La storia, dalle pagine dei quotidiani locali, ha però raggiunto velocemente una attenzione mediatica che ha messo la docente e l’intero istituto al centro delle cronache nazionali.

l’attenzione pubblica intorno alla donna si è fatta sempre più forte: di lei sono state pubblicate le generalità, mentre sono state omesse quelle del presunto amante anche se era maggiorenne.

Addirittura, su alcuni giornali sono stati pubblicati stralci di chat e trascrizioni di audio attribuiti ai due presunti amanti, che avrebbero dovuto provare l’esistenza della relazione. Lo studente, però, si è rifiutato di depositare le chat per l’istruttoria ministeriale e dunque non sono state acquisite.

Ora che l’istruttoria ministeriale si è conclusa escludendo ogni accusa a carico della dirigente, lei potrebbe decidere di rivalersi sui quotidiani che hanno indebitamente divulgato e attribuito a lei le chat.

Il risarcimento danni

La pubblicazione delle chat sui quotidiani e in particolare su Repubblica è stata bloccata dal Garante per la privacy il 31 marzo. In un comunicato stampa, l’autorità ha fatto sapere di aver «disposto, in via d’urgenza, il “blocco” provvisorio di ogni ulteriore diffusione, anche on line, dei contenuti dei messaggi acquisiti e presentati, come loro trascrizione, in alcuni articoli pubblicati oggi da “la Repubblica” riguardanti la relazione intima che sarebbe intercorsa tra la dirigente di un liceo romano ed uno studente dello stesso istituto».

La ragione dell’iniziativa è che «Gli stralci dei messaggi riportano dettagli relativi ai rapporti personali, anche attinenti alla sfera sessuale, tra la preside (identificata con il nome e cognome e con alcune sue fotografie) e lo studente del liceo, maggiorenne, di cui viene pubblicato il (presunto) nome, indugiando sulle frasi che si sono scambiati e sulle circostanze dei loro incontri, che nulla aggiungono alla necessità di fare chiarezza sulla vicenda». 
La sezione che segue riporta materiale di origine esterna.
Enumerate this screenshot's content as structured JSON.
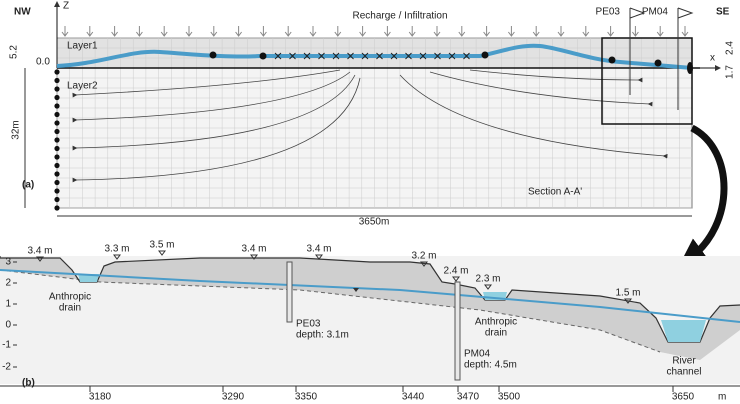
{
  "panel_a": {
    "label": "(a)",
    "orientation_left": "NW",
    "orientation_right": "SE",
    "z_axis": "Z",
    "x_axis": "x",
    "recharge": "Recharge / Infiltration",
    "layer1": "Layer1",
    "layer2": "Layer2",
    "wells": [
      "PE03",
      "PM04"
    ],
    "left_dims": [
      "5.2",
      "0.0",
      "32m"
    ],
    "right_dims": [
      "2.4",
      "1.7"
    ],
    "section": "Section A-A'",
    "length": "3650m"
  },
  "panel_b": {
    "label": "(b)",
    "surface_levels": [
      "3.4 m",
      "3.3 m",
      "3.5 m",
      "3.4 m",
      "3.4 m",
      "3.2 m",
      "2.4 m",
      "2.3 m",
      "1.5 m"
    ],
    "drain_left": [
      "Anthropic",
      "drain"
    ],
    "drain_right": [
      "Anthropic",
      "drain"
    ],
    "river": [
      "River",
      "channel"
    ],
    "wells": [
      {
        "name": "PE03",
        "depth": "depth: 3.1m"
      },
      {
        "name": "PM04",
        "depth": "depth: 4.5m"
      }
    ],
    "yticks": [
      "3",
      "2",
      "1",
      "0",
      "-1",
      "-2"
    ],
    "xticks": [
      "3180",
      "3290",
      "3350",
      "3440",
      "3470",
      "3500",
      "3650"
    ],
    "x_unit": "m"
  }
}
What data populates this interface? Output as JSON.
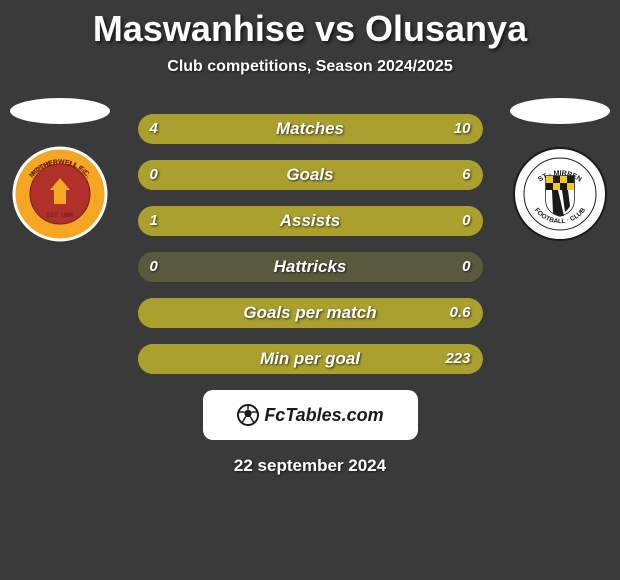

Il codice della privacy, però, prevede che «in caso di diffusione o di comunicazione di dati personali per finalità giornalistiche devono essere sempre rispettati i limiti del diritto di cronaca - rappresentati dalla tutela della dignità, della riservatezza, dell’identità personale e della protezione dei dati personali e, in particolare, il limite dell'essenzialità dell'informazione riguardo a fatti di interesse pubblico». Limiti che il Garante ha ritenuto superati dalle testate giornalistiche.

Proprio a partire da questa iniziativa, la dirigente scolastica potrebbe agire per ottenere un risarcimento del danno in sede civile. A maggior ragione visto che le chat non sono state poi nemmeno prodotte nell’istruttoria ministeriale e quindi rimangono dati sensibili e personali, protetti dal diritto alla riservatezza della corrispondenza.

Il “blocco” disposto dal Garante già potrebbe, in linea teorica di diritto, essere sufficiente a sostenere una causa civile per illecito trattamento di dati sensibili.

Quanto all’ammontare del risarcimento, il danno arrecato potrebbe giustificare una somma anche piuttosto alta: le chat pubblicate, infatti, riguardano la sfera della vita sessuale della donna e quindi la violazione assume connotati di gravità maggiore.

L’iniziativa, quindi, ora spetta direttamente alla dirigente scolastica che dovrà decidere se rivolgersi ad un avvocato per ottenere ristoro – almeno sul piano economico -della violazione della sua privacy.